Across America, one hears a growing demand that Glass-Steagall be reinstituted and that the biggest banks be broken up. Not long ago, the Dallas branch of the Federal Reserve, hardly known as a bastion of radicalism, proposed that the biggest banks had become too big to regulate and should be shrunk.The interventionists are keeping the LIBOR "scandal" brewing as a means to call for more intervention, when most have no idea how the LIBOR rate is constructed.
The pertinent question here is whether the unfolding Libor scandal, which will soon hit these shores, will provide enough ammunition and energy to finally get the job done.
The ending of Glass-Steagall, for example, has nothing to do with LIBOR. Some manipulations may have been done around the edges of the LIBOR rate, but this is attempted by traders in all markets. In the end the market price wins. It is absurd to believe that trillions of dollars in rates could have been distorted for any length of time at all to any significant degree.

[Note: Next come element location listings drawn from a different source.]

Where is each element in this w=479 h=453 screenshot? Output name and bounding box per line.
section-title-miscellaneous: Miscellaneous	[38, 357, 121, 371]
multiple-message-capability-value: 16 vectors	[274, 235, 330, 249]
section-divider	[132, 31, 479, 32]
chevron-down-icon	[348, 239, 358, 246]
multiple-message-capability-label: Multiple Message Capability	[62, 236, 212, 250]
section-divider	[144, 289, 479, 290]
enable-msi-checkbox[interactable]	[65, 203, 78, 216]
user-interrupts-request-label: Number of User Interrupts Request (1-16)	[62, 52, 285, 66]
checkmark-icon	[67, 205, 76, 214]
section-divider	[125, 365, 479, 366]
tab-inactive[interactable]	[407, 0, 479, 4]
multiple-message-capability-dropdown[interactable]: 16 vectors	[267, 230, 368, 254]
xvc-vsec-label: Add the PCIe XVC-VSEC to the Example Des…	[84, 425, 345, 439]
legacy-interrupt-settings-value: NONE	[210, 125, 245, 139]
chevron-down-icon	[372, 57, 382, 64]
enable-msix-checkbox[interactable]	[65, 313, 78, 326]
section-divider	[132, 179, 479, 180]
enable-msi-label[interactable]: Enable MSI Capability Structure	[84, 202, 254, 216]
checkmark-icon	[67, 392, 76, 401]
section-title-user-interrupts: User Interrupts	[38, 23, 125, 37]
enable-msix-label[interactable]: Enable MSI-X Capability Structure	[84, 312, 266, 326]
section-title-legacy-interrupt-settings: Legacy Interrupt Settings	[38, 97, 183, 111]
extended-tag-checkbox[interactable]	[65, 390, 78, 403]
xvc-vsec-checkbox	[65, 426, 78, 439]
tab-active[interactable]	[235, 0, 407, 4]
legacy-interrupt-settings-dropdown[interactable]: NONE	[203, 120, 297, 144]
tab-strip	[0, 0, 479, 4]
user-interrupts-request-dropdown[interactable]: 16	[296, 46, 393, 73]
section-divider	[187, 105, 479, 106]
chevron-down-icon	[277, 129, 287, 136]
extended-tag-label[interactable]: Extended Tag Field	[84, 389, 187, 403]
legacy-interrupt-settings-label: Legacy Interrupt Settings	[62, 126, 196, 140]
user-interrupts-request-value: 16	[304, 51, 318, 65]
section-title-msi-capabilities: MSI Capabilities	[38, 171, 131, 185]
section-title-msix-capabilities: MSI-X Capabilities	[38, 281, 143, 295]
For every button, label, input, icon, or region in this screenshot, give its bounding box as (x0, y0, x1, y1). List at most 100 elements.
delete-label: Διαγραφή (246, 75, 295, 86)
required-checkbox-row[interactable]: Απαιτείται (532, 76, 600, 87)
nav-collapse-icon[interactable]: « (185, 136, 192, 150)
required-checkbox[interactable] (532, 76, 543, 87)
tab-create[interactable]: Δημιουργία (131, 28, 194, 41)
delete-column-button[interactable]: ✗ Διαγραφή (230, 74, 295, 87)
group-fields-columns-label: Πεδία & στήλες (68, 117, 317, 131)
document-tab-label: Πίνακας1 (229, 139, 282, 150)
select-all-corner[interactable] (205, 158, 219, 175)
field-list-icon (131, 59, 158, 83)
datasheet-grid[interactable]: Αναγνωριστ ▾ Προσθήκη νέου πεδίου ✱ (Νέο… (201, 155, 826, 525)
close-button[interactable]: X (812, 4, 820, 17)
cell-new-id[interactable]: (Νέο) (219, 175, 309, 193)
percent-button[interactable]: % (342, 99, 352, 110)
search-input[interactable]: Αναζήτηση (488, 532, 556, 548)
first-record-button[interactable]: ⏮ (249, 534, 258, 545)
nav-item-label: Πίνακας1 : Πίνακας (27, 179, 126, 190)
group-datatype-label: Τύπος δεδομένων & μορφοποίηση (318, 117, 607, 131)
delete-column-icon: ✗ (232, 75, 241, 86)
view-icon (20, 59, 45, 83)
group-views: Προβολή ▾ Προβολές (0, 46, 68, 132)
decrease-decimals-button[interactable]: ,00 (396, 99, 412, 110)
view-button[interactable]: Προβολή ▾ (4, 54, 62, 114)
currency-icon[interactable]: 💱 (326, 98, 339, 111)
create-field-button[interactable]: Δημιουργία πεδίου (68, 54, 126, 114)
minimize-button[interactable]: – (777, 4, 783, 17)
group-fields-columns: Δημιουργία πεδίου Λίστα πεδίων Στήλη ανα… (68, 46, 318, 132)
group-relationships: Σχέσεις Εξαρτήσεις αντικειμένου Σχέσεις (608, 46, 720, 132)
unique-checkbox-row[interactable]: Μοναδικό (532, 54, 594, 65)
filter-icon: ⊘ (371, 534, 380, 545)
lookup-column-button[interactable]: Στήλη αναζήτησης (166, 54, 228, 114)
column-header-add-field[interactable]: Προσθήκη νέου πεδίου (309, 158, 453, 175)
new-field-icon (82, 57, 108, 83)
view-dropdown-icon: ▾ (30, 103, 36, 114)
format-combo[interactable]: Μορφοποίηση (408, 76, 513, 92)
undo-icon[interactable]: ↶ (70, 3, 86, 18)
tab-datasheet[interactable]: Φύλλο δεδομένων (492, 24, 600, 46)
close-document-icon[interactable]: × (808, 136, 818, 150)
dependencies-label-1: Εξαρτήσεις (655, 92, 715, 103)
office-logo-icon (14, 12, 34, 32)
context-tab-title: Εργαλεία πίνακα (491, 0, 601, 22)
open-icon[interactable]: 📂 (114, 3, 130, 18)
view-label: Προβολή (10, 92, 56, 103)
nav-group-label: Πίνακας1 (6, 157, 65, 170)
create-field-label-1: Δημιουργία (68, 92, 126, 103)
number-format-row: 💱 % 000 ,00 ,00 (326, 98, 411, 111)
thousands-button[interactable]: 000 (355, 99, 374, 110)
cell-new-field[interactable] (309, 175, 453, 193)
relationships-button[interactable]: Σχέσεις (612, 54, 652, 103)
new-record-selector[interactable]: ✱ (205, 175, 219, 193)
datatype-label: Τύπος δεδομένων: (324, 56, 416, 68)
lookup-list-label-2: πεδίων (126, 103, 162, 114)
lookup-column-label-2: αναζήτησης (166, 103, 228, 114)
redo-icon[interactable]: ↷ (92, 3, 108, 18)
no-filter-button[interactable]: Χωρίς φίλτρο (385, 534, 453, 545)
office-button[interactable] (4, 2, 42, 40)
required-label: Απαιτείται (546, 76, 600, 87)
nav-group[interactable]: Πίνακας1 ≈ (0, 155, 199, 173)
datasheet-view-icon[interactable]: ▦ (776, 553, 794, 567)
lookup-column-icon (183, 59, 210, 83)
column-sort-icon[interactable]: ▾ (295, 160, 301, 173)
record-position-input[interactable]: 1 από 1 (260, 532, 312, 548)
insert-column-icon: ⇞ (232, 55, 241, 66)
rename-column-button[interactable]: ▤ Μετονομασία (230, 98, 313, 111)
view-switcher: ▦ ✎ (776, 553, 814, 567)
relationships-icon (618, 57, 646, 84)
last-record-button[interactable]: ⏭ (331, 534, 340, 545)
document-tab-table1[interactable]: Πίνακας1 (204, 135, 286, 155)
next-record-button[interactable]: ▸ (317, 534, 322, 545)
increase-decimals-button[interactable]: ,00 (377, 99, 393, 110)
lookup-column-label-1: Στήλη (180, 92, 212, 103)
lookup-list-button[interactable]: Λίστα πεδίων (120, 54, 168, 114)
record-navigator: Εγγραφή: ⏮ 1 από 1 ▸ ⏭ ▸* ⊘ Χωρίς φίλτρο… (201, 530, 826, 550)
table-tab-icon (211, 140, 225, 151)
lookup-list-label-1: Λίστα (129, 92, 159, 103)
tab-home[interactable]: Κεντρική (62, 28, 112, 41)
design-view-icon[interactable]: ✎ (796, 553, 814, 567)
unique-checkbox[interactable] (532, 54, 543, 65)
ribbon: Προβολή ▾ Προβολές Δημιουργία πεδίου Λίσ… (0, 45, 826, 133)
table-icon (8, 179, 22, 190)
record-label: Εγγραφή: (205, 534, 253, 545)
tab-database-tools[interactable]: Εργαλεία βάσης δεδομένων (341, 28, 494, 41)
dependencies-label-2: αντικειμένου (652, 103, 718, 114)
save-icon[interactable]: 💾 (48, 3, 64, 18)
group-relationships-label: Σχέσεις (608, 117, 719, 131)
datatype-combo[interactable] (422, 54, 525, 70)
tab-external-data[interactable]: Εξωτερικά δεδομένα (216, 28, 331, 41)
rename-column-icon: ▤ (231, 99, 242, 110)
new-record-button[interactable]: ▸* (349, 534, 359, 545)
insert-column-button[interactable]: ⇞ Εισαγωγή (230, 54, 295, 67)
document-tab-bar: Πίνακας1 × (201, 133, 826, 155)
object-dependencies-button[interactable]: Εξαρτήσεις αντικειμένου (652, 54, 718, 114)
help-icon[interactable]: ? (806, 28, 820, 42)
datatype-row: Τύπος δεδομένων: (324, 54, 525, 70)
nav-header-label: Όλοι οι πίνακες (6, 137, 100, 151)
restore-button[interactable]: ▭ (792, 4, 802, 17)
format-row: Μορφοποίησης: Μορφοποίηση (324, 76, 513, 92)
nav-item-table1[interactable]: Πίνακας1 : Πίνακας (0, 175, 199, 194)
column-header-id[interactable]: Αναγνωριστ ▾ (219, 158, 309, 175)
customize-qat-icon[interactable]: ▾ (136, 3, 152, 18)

I repeat my comment from earlier posts, a global distortion in rates would have pushed the supply and demand for loans totally out of whack. If rates were too high, you would have had huge a shortage of demand for loans relative too supply, if rates were too low, you would have had a huge supply of funds relative too demand. If this occurred for any period of time, banks around the world would have either adjusted the premiums by which they adjusted the benchmark LIBOR rate or they would have abandoned the LIBOR as a rate completely.
The only monsters in the market that can really push rates around are the central banks, since they can increase or decrease the money supply. Commercial banks ultimately have to price according the the market rates after the central banks manipulate the market.